In recent years, machine learning has emerged as a powerful tool to extract insights from massive financial datasets. Academic researchers and practitioners have published numerous studies exploring the applications of machine learning in finance and investing. This article provides an overview of several influential papers and key findings on using machine learning models to improve investment analysis and portfolio decisions. By examining predictive signals hidden in financial data, machine learning techniques can help investors identify mispriced assets, forecast risk and return, and ultimately generate market-beating returns. However, simply throwing algorithms at data often leads to poor out-of-sample performance. The overview highlights best practices around feature engineering, model tuning, and trading implementation that are critical to successfully deploying machine learning in live portfolios.

Forecasting fundamentals boosts performance of factor investing strategies
A 2020 paper published in Machine Learning for Factor Investing examines augmenting a value and quality factor model with machine learning predictions of future fundamentals. The authors first demonstrate via backtests that selecting stocks based on future fundamentals calculated with perfect foresight substantially outperforms standard factor portfolio construction based on current fundamentals. Motivated by this analysis, they train deep neural networks to forecast fundamentals 5 years ahead. Quantitative analysis shows significant improvement in MSE over naive passive benchmarks. Moreover, backtests incorporating the machine learning forecasts into industry-level stock portfolio simulations show 17.1% annualized returns, versus 14.4% for standard factor models.
Deep learning predicts cross-sectional stock returns
A 2017 paper in Expert Systems with Applications tests various deep learning architectures for predicting monthly stock returns in the cross-section of Japanese equities. The results demonstrate that deep neural networks generally outperform shallow networks, with the best networks also beating representative machine learning benchmarks. The findings suggest deep learning holds promise as a mature machine learning method for predicting cross-sectional stock returns.
Machine learning models forecast ETF price movements
A 2016 paper published in the Journal of Finance and Data Science investigates the ability of machine learning algorithms to forecast the directional movement of liquid ETFs representing major asset classes. Using 5 years of daily data from 2011-2016, the supervised learning classifiers available in Python’s Scikit-Learn – including deep neural networks, random forests, and support vector machines – are tested. The research introduces a ‘profit score’ to help compare classifier performance, finding predictability difficult over short horizons of a few days and supporting the random walk hypothesis for prices. It also highlights the importance of cross-sectional and inter-temporal volume for a powerful information set, and shows many features are necessary for predictability since each contributes only a small amount.
Time series models underperform machine learning methods
A 2017 paper published in the Journal of Risk and Financial Management conducts an empirical comparison of the predictive accuracy of traditional time series models like ARIMA versus leading machine learning techniques including regression, neural networks, and autoencoders. Using daily data for three major stock indices – Dow Jones, S&P 500, and Nasdaq – the results reveal machine learning significantly outperforms the traditional models in forecasting financial time series.

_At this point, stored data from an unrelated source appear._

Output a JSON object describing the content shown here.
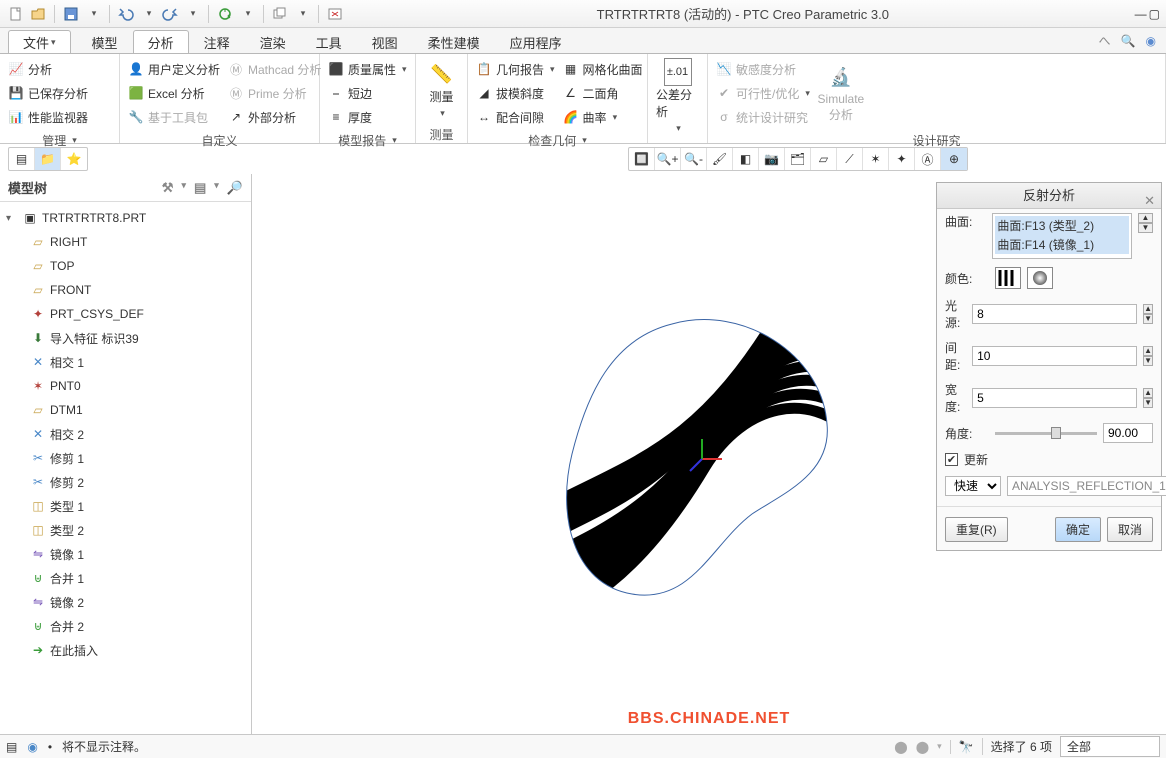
{
  "title": "TRTRTRTRT8 (活动的) - PTC Creo Parametric 3.0",
  "qat_tips": [
    "new",
    "open",
    "save",
    "undo",
    "redo",
    "regen",
    "window",
    "close"
  ],
  "menu": {
    "file": "文件",
    "tabs": [
      "模型",
      "分析",
      "注释",
      "渲染",
      "工具",
      "视图",
      "柔性建模",
      "应用程序"
    ]
  },
  "ribbon": {
    "g1": {
      "label": "管理",
      "items": [
        "分析",
        "已保存分析",
        "性能监视器"
      ]
    },
    "g2": {
      "label": "自定义",
      "items": [
        "用户定义分析",
        "Excel 分析",
        "基于工具包",
        "Mathcad 分析",
        "Prime 分析",
        "外部分析"
      ]
    },
    "g3": {
      "label": "模型报告",
      "items": [
        "质量属性",
        "短边",
        "厚度"
      ]
    },
    "g4": {
      "label": "测量",
      "big": "测量"
    },
    "g5": {
      "label": "检查几何",
      "items": [
        "几何报告",
        "拔模斜度",
        "配合间隙",
        "网格化曲面",
        "二面角",
        "曲率"
      ]
    },
    "g6": {
      "label": "",
      "big": "公差分析",
      "icon_top": "±.01"
    },
    "g7": {
      "label": "设计研究",
      "items": [
        "敏感度分析",
        "可行性/优化",
        "统计设计研究"
      ],
      "big": "Simulate",
      "big2": "分析"
    }
  },
  "tree": {
    "header": "模型树",
    "root": "TRTRTRTRT8.PRT",
    "items": [
      {
        "icon": "plane",
        "label": "RIGHT"
      },
      {
        "icon": "plane",
        "label": "TOP"
      },
      {
        "icon": "plane",
        "label": "FRONT"
      },
      {
        "icon": "csys",
        "label": "PRT_CSYS_DEF"
      },
      {
        "icon": "import",
        "label": "导入特征 标识39"
      },
      {
        "icon": "intersect",
        "label": "相交 1"
      },
      {
        "icon": "point",
        "label": "PNT0"
      },
      {
        "icon": "plane",
        "label": "DTM1"
      },
      {
        "icon": "intersect",
        "label": "相交 2"
      },
      {
        "icon": "trim",
        "label": "修剪 1"
      },
      {
        "icon": "trim",
        "label": "修剪 2"
      },
      {
        "icon": "quilt",
        "label": "类型 1"
      },
      {
        "icon": "quilt",
        "label": "类型 2"
      },
      {
        "icon": "mirror",
        "label": "镜像 1"
      },
      {
        "icon": "merge",
        "label": "合并 1"
      },
      {
        "icon": "mirror",
        "label": "镜像 2"
      },
      {
        "icon": "merge",
        "label": "合并 2"
      },
      {
        "icon": "insert",
        "label": "在此插入"
      }
    ]
  },
  "panel": {
    "title": "反射分析",
    "surf_label": "曲面:",
    "surf_items": [
      "曲面:F13 (类型_2)",
      "曲面:F14 (镜像_1)"
    ],
    "color_label": "颜色:",
    "light_label": "光源:",
    "light_val": "8",
    "spacing_label": "间距:",
    "spacing_val": "10",
    "width_label": "宽度:",
    "width_val": "5",
    "angle_label": "角度:",
    "angle_val": "90.00",
    "update": "更新",
    "mode": "快速",
    "name": "ANALYSIS_REFLECTION_1",
    "repeat": "重复(R)",
    "ok": "确定",
    "cancel": "取消"
  },
  "status": {
    "msg": "将不显示注释。",
    "sel": "选择了 6 项",
    "filter": "全部"
  },
  "watermark": "BBS.CHINADE.NET"
}
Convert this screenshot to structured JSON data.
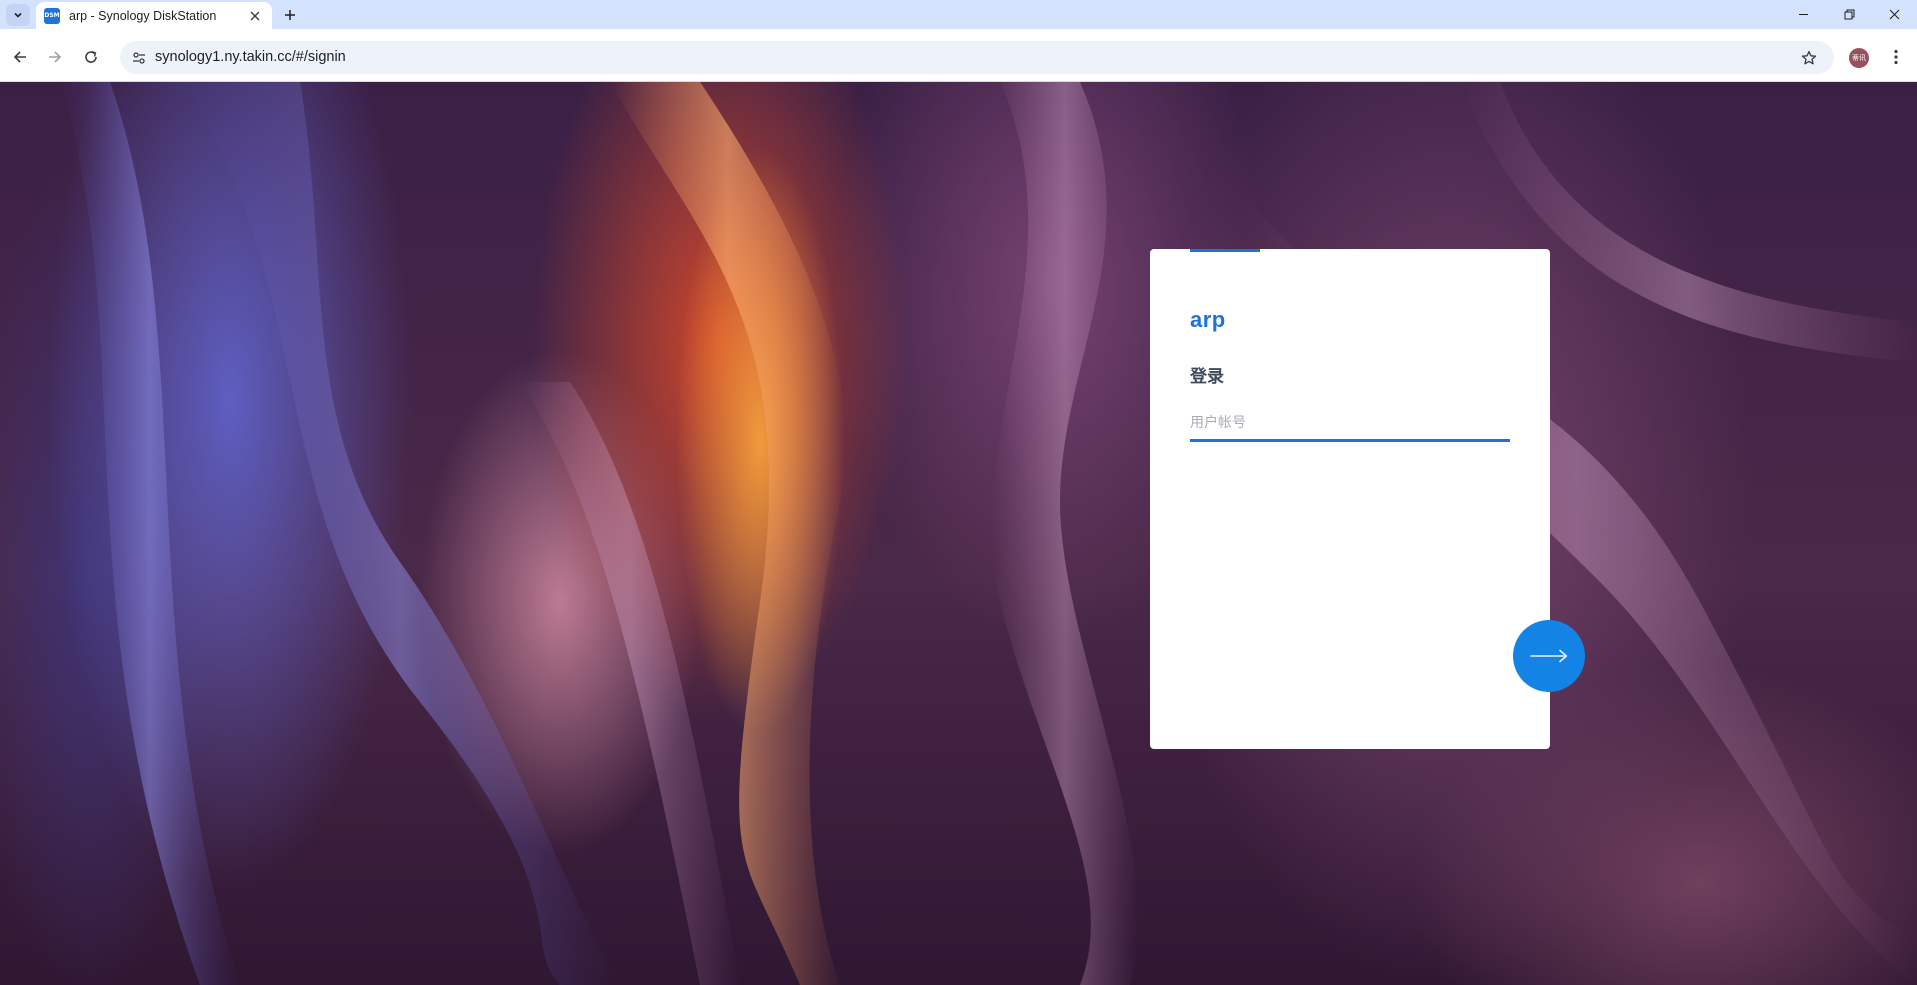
{
  "browser": {
    "tab_title": "arp - Synology DiskStation",
    "favicon_text": "DSM",
    "url": "synology1.ny.takin.cc/#/signin",
    "profile_initials": "蒂讯",
    "colors": {
      "tabstrip": "#d3e3fd",
      "omnibox": "#eef3fb"
    }
  },
  "login": {
    "server_name": "arp",
    "title": "登录",
    "username_placeholder": "用户帐号",
    "next_icon": "arrow-right-icon",
    "colors": {
      "accent": "#1e73d9",
      "button": "#1483e6"
    }
  }
}
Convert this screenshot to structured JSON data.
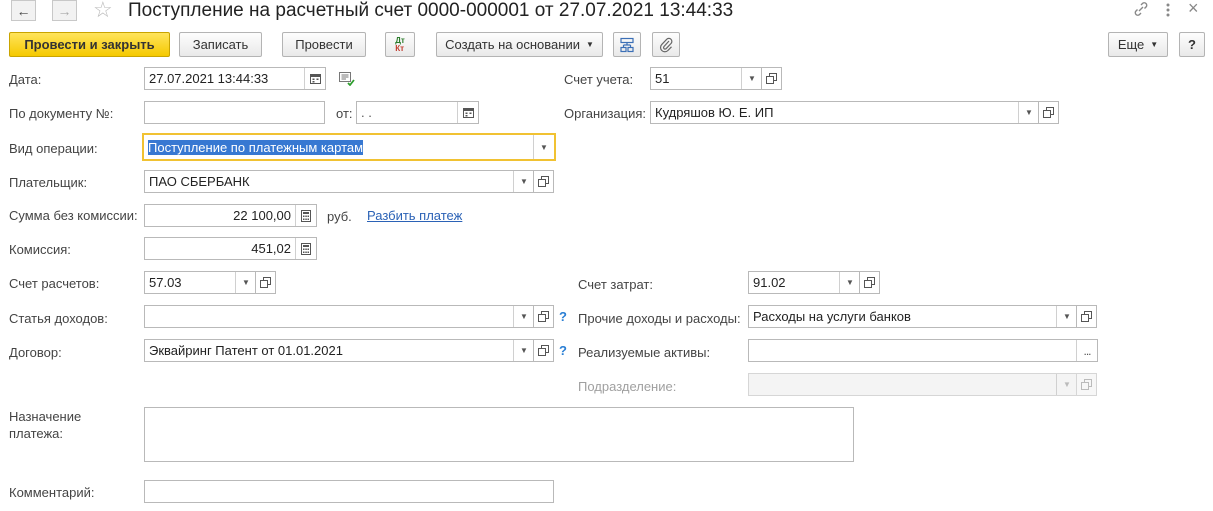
{
  "window": {
    "title": "Поступление на расчетный счет 0000-000001 от 27.07.2021 13:44:33"
  },
  "toolbar": {
    "post_close": "Провести и закрыть",
    "save": "Записать",
    "post": "Провести",
    "dtkt_top": "Дт",
    "dtkt_bottom": "Кт",
    "create_based": "Создать на основании",
    "more": "Еще",
    "help": "?"
  },
  "form": {
    "date_label": "Дата:",
    "date_value": "27.07.2021 13:44:33",
    "doc_num_label": "По документу №:",
    "doc_num_value": "",
    "from_label": "от:",
    "from_value": " .  .",
    "op_type_label": "Вид операции:",
    "op_type_value": "Поступление по платежным картам",
    "payer_label": "Плательщик:",
    "payer_value": "ПАО СБЕРБАНК",
    "amount_label": "Сумма без комиссии:",
    "amount_value": "22 100,00",
    "currency": "руб.",
    "split_link": "Разбить платеж",
    "commission_label": "Комиссия:",
    "commission_value": "451,02",
    "settle_acc_label": "Счет расчетов:",
    "settle_acc_value": "57.03",
    "income_item_label": "Статья доходов:",
    "income_item_value": "",
    "contract_label": "Договор:",
    "contract_value": "Эквайринг Патент от 01.01.2021",
    "purpose_label": "Назначение\nплатежа:",
    "purpose_value": "",
    "comment_label": "Комментарий:",
    "comment_value": "",
    "account_label": "Счет учета:",
    "account_value": "51",
    "org_label": "Организация:",
    "org_value": "Кудряшов Ю. Е. ИП",
    "cost_acc_label": "Счет затрат:",
    "cost_acc_value": "91.02",
    "other_ie_label": "Прочие доходы и расходы:",
    "other_ie_value": "Расходы на услуги банков",
    "assets_label": "Реализуемые активы:",
    "assets_value": "",
    "division_label": "Подразделение:",
    "division_value": "",
    "help_mark": "?"
  }
}
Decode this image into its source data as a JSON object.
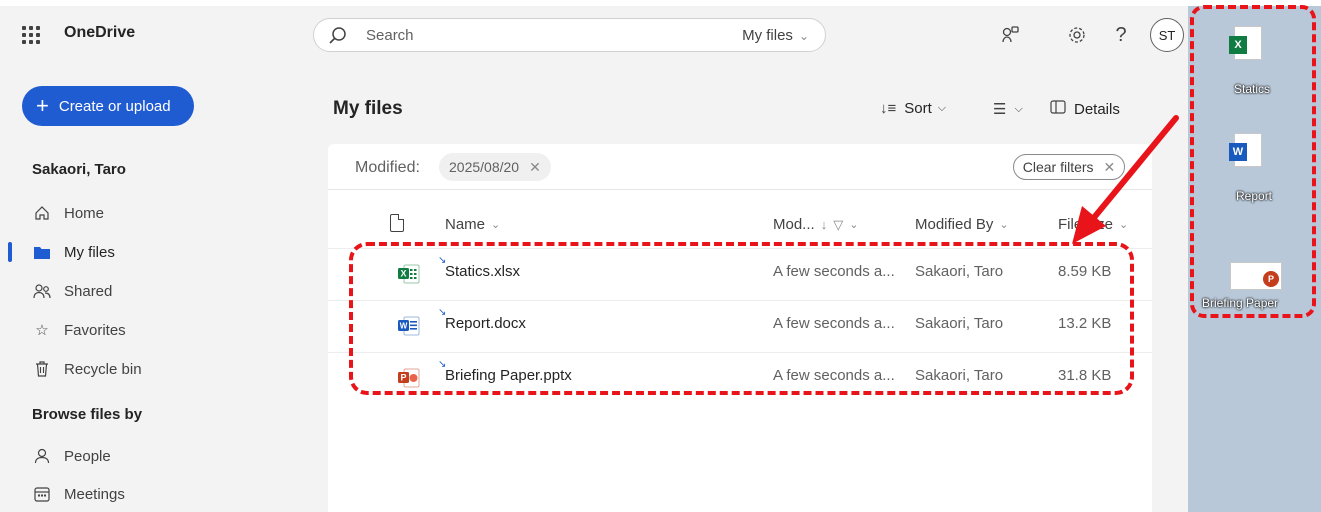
{
  "header": {
    "app_name": "OneDrive",
    "search_placeholder": "Search",
    "search_scope": "My files",
    "avatar_initials": "ST",
    "help_glyph": "?"
  },
  "sidebar": {
    "create_label": "Create or upload",
    "user_name": "Sakaori, Taro",
    "items": [
      {
        "label": "Home",
        "icon": "home-icon"
      },
      {
        "label": "My files",
        "icon": "folder-icon"
      },
      {
        "label": "Shared",
        "icon": "people-icon"
      },
      {
        "label": "Favorites",
        "icon": "star-icon"
      },
      {
        "label": "Recycle bin",
        "icon": "trash-icon"
      }
    ],
    "browse_heading": "Browse files by",
    "browse_items": [
      {
        "label": "People",
        "icon": "person-icon"
      },
      {
        "label": "Meetings",
        "icon": "calendar-icon"
      }
    ]
  },
  "main": {
    "title": "My files",
    "toolbar": {
      "sort_label": "Sort",
      "details_label": "Details"
    },
    "filter": {
      "label": "Modified:",
      "chip": "2025/08/20",
      "clear_label": "Clear filters"
    },
    "columns": {
      "name": "Name",
      "modified": "Mod...",
      "modified_by": "Modified By",
      "file_size": "File size"
    },
    "files": [
      {
        "name": "Statics.xlsx",
        "type": "excel",
        "modified": "A few seconds a...",
        "modified_by": "Sakaori, Taro",
        "size": "8.59 KB"
      },
      {
        "name": "Report.docx",
        "type": "word",
        "modified": "A few seconds a...",
        "modified_by": "Sakaori, Taro",
        "size": "13.2 KB"
      },
      {
        "name": "Briefing Paper.pptx",
        "type": "powerpoint",
        "modified": "A few seconds a...",
        "modified_by": "Sakaori, Taro",
        "size": "31.8 KB"
      }
    ]
  },
  "desktop": {
    "icons": [
      {
        "label": "Statics",
        "type": "excel"
      },
      {
        "label": "Report",
        "type": "word"
      },
      {
        "label": "Briefing Paper",
        "type": "powerpoint"
      }
    ]
  },
  "colors": {
    "accent": "#1f5bd1",
    "annotation": "#e8141a",
    "excel": "#107c41",
    "word": "#185abd",
    "powerpoint": "#c43e1c"
  }
}
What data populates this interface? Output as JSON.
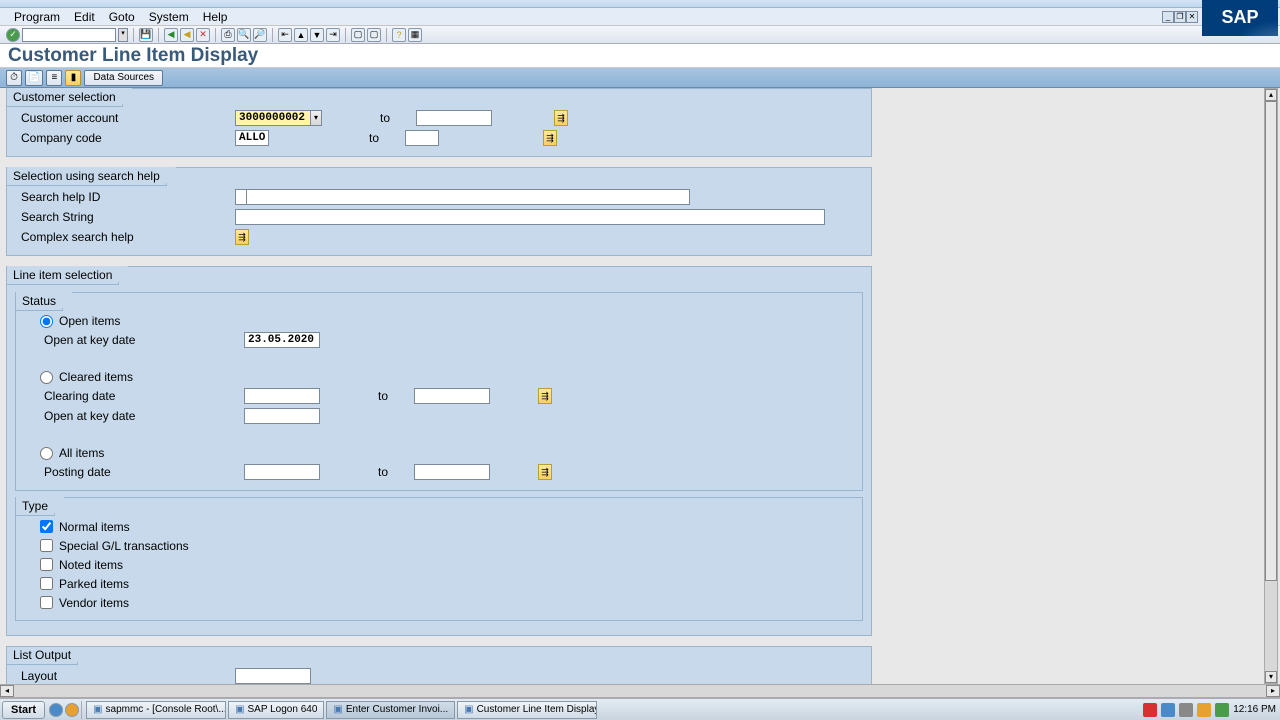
{
  "titlebar": {
    "sap_logo": "SAP"
  },
  "menu": {
    "program": "Program",
    "edit": "Edit",
    "goto": "Goto",
    "system": "System",
    "help": "Help"
  },
  "page_title": "Customer Line Item Display",
  "app_toolbar": {
    "data_sources": "Data Sources"
  },
  "customer_selection": {
    "title": "Customer selection",
    "account_label": "Customer account",
    "account_value": "3000000002",
    "company_label": "Company code",
    "company_value": "ALLO",
    "to": "to"
  },
  "search_help": {
    "title": "Selection using search help",
    "id_label": "Search help ID",
    "string_label": "Search String",
    "complex_label": "Complex search help"
  },
  "line_item": {
    "title": "Line item selection",
    "status": {
      "title": "Status",
      "open_items": "Open items",
      "open_key_date": "Open at key date",
      "open_key_date_value": "23.05.2020",
      "cleared_items": "Cleared items",
      "clearing_date": "Clearing date",
      "open_key_date2": "Open at key date",
      "all_items": "All items",
      "posting_date": "Posting date",
      "to": "to"
    },
    "type": {
      "title": "Type",
      "normal": "Normal items",
      "special": "Special G/L transactions",
      "noted": "Noted items",
      "parked": "Parked items",
      "vendor": "Vendor items"
    }
  },
  "list_output": {
    "title": "List Output",
    "layout_label": "Layout"
  },
  "taskbar": {
    "start": "Start",
    "items": [
      "sapmmc - [Console Root\\...",
      "SAP Logon 640",
      "Enter Customer Invoi...",
      "Customer Line Item Display"
    ],
    "clock": "12:16 PM"
  }
}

LSTM networks show promise for market timing strategies
A 2016 paper in the Journal of Forecasting examines Long Short-Term Memory (LSTM) networks for predicting price movements of S&P 500 constituents from 1992-2015. An LSTM-based day trading strategy with 0.46% daily turnover achieves a 5.8 Sharpe ratio before costs, outperforming memory-free classification baselines including random forests, deep neural networks, and logistic regression. Profitability patterns are revealed, providing insights into the ‘black box’ of neural networks. High volatility and short-term return reversals are identified as common factors among the selections.
Machine learning offers immense potential for gaining an edge in investment analysis and decision making. However research shows performance depends critically on choices around data inputs, modeling approach, and portfolio integration. Thoughtful application built on market intuition is essential.